January 22, 2009
One of the complexities of Jewish tradition is the tendency of later generations to read the documents of the earliest generations through the lens of interpretations offered by intermediate generations.
As one example: Exodus clearly states that Moses, Aaron, and the elders saw the God of Israel (24:10). For medieval Jewish commentators, the idea that a) God could have a tangible, hence visible, “body” and b) that human beings could possibly apprehend such a body was an offense to their philosophical sophistication. So they refract the story into something like a “mystical vision” or a “symbolic representation” — anything but what the text itself in Exodus clearly states.
Many generations later, modern Jews reading Exodus 24:10 receive the text with the mediating minimalism of the medievalists and so, as one example, the popular Hertz Chumash comments: “It is supposed that they fell into a trance in which this mystic vision was seen by them.”
Other familiar biblical stories reach many Jews through secondary sources, such as the siddur (prayerbook) or the Pesach Haggada, where biblical texts are lifted out of context, sometimes emended, and other times edited by dint of where the quotation begins and ends.
This week’s portion, Va’era, introduces the narrative of what Jews know from the Haggada as “the Ten Plagues.” The Haggada distills the Torah narrative down to 11 words (the 10th plague is two words, makat behorot — the killing of the firstborn) and omits the narrative in which the plagues are embedded. Consequently, more Jews know “the story of the plagues” from the Haggada than from the Torah, which presents an impoverished reading.
Read in the context of the Torah and the Hebrew Bible, the narratives of the plagues take on more complex meaning. While we focus on the story as told in Exodus, Psalms 78 and 105 narrate the plagues as well — with the notable difference that in each case only seven plagues are mentioned. The dissonance in detail is significant, pointing to an underlying shared tradition among ancient Israelites of a mythic narrative of “the plagues” but an absence of agreement as to the number and sequence.
In contrast, the narrative in Exodus is a carefully edited literary accomplishment whose architecture is not evident if we focus only on the actual plagues and their sequence. As noted by many scholars — most accessibly Dr. Jeffry Tigay in his commentary on Exodus in The Jewish Study Bible — the writers and editors of the plague narrative created an elaborate structure.
Tigay teaches: The plagues as narrated in Exodus appear in sets of three, with the 10th plague being an emphatic ending.
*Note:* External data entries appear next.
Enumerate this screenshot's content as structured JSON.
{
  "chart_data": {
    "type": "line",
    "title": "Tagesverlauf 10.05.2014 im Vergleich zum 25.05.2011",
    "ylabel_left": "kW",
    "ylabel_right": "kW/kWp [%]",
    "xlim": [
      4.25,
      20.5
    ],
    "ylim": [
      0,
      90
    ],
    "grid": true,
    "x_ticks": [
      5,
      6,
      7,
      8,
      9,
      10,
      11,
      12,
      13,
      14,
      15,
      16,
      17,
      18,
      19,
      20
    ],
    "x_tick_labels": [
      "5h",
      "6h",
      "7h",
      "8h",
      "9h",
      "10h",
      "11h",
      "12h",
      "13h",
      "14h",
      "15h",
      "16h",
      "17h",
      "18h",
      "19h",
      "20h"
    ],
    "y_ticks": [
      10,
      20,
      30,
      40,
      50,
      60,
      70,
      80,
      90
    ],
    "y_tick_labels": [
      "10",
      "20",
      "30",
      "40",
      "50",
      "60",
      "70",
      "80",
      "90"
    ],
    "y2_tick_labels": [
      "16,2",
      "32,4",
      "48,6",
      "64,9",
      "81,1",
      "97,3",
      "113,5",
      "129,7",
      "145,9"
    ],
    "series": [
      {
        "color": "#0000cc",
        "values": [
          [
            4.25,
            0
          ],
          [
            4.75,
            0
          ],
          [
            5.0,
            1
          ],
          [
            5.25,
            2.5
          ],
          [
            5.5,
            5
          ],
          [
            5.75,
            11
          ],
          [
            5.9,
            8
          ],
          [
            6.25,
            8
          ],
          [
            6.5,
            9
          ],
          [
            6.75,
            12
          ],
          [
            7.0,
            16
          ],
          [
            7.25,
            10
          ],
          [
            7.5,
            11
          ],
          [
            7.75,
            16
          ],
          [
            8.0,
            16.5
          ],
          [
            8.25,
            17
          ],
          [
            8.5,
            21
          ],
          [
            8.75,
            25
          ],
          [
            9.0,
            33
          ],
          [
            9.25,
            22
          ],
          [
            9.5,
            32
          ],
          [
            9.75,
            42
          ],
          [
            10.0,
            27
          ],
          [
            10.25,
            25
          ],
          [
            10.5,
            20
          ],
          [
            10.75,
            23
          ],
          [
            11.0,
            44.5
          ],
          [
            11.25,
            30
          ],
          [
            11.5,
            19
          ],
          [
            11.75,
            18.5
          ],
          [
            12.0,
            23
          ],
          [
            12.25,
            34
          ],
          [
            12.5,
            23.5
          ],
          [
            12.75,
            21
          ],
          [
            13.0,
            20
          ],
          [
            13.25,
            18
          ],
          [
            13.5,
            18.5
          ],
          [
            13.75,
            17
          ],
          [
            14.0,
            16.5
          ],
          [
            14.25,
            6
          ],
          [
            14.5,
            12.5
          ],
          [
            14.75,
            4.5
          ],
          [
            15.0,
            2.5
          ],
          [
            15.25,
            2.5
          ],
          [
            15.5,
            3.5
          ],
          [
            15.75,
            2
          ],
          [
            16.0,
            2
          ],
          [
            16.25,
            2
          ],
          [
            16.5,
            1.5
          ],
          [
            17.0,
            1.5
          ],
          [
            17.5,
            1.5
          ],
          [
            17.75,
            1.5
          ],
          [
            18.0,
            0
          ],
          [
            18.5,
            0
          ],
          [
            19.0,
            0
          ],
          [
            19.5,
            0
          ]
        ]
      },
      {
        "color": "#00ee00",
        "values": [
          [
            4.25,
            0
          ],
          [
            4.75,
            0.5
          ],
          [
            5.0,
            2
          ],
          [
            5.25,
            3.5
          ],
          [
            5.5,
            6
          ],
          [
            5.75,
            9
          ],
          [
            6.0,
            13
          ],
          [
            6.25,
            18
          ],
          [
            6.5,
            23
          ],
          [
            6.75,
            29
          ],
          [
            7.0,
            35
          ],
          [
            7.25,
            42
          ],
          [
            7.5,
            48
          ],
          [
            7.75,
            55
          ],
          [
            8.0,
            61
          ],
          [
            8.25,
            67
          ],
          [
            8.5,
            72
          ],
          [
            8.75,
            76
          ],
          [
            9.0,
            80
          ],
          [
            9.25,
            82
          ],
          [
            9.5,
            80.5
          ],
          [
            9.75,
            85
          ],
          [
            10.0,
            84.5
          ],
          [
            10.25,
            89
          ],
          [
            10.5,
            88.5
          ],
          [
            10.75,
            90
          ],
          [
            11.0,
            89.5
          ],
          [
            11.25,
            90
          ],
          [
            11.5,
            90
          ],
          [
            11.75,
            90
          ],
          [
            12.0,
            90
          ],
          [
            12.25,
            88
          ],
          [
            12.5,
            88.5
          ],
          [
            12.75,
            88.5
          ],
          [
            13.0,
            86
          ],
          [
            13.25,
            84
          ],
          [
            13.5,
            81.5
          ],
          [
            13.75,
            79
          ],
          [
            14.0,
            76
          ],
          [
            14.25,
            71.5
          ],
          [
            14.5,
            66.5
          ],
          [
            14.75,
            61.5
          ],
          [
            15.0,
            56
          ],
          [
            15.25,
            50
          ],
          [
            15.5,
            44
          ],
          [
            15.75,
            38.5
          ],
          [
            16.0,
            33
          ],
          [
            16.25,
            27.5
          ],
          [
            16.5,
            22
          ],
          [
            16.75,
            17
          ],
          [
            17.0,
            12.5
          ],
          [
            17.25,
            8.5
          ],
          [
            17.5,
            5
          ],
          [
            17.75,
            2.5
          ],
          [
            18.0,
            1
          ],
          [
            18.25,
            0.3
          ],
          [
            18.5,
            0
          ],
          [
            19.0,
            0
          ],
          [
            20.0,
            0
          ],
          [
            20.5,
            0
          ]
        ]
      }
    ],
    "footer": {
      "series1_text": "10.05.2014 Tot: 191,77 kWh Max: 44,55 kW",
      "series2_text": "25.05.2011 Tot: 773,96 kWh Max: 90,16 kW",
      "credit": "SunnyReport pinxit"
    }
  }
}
In each of the sets of three, the first and second plagues are announced in advance; the third is not. In each of the sets of three, the first is announced by Moses to Pharaoh in the morning at the Nile (“station yourself before Pharaoh”); the second is announced without specifying the time of day (“go to Pharaoh”). Aaron is the inciter of the first three plagues. In the second triad, Moses brings on the first two, God the third. In the third set, all the plagues are brought on by Moses. The final plague, significantly, is brought on either directly by God (Exodus 11:4) or by “The Destroyer” sent by God (Exodus 12:23).
The careful construction of the narrative suggests more than an attempt to record or recreate actual history. (In any event, the historicity of the story in Exodus would conflict with the parallel recensions in Psalms 78 and 105). Dr. Carol Meyers in her New Cambridge Bible Commentary to Exodus notes that the word “plague” is attached only to the hail (Exodus 9:14) and the killing of the firstborn. The other “plagues” are denoted as “signs” or as “wonders.” Because we so often encounter the story in the Haggada alone, we have subsumed the discrete and deliberate biblical Hebrew under the collective term “plagues,” again yielding an impoverished reading.
There are a number of ways to interpret the editorial architecture of the “signs, wonders, and plagues” as they appear in this week and next week’s portions. One that seems appropriate to the week when a new American president has been inaugurated is to see in the construction of the narrative an implicit message that whatever affliction challenges human dignity, decency and life itself results from a series of interconnected factors rather than from a single root cause. Rather than grouping all social ills under one heading, it may be more helpful to define which are “signs” of warning, which are “wonders” that make us pause and take notice, and which are “plagues” that immediately threaten life itself.
Some will come with warning; some will appear unannounced. One thing we do know: We do not have the luxury of allowing our “hearts to become hardened” because of the many challenges we face.
Richard Hirsh is executive director of the Reconstructionist Rabbinical Association, Wyncote, Pa.